Les nouvelles exigences en termes de transparence et d’informations ont un coût pour les établissements financiers. Dans une étude de 2014, l’ABBL et EY Luxembourg ont estimé à 382 millions d’euros le coût total de la mise en conformité réglementaire engagé par la place financière. 41% des investissements réalisés par les entreprises étaient destinés à l’implémentation des nouvelles réglementations. La question de l’impact financier des nouvelles législations n’est pas nouvelle: il y a trente ans, Milton Friedman, Nobel d’économie en 1976, s’interrogeait sur les coûts engendrés par les nouvelles réglementations sur la croissance.

Par ailleurs, vouloir protéger les investisseurs ne doit pas faire oublier que l’investissement financier suppose par nature une prise de risque.

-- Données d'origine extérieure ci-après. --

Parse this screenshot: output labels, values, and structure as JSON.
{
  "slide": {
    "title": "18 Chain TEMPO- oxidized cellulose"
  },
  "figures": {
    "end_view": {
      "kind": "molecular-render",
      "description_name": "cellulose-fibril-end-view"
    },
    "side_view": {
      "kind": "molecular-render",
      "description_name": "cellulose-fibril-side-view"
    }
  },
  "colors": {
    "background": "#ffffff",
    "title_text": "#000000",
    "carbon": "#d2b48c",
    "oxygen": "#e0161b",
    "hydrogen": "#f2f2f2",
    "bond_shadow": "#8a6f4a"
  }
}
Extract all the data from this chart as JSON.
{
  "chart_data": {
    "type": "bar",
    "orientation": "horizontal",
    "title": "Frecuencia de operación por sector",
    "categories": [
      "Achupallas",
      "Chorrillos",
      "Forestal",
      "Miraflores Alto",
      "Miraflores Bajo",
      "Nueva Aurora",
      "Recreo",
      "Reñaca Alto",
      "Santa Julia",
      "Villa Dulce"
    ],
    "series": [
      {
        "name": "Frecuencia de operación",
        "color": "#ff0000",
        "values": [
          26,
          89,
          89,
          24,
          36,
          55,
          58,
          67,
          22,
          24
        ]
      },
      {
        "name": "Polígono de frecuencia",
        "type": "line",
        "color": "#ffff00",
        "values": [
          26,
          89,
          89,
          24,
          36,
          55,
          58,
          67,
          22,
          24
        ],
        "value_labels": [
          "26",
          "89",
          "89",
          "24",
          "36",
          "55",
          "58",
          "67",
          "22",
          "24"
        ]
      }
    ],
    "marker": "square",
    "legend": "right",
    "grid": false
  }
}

Markowitz, Nobel d’économie en 1990, décrivait la relation existant entre le risque et le rendement dans les années 1950.

A l’époque, il n’évoquait que les risques de marché. Si nous devions résumer son approche en une phrase, nous dirions qu’obtenir un rendement sans prendre de risques est impossible. Ajoutons à cela que la prise de risque n’implique pas nécessairement l’obtention de rendements positifs: ces derniers peuvent se révéler au contraire très négatifs.

Depuis lors, les crises se succédant, d’autres types de risques ont été mis à mal: les risques de liquidité, de crédits et opérationnels. Ces risques ont engendré des crises et constitué la base pour l’élaboration de nouvelles réglementations.

La transparence et la protection ont donc un coût, tout comme la gestion des risques. Rappelons que selon l’adage financier anglais (no free lunch), les marchés financiers n’offrent pas de repas gratuits.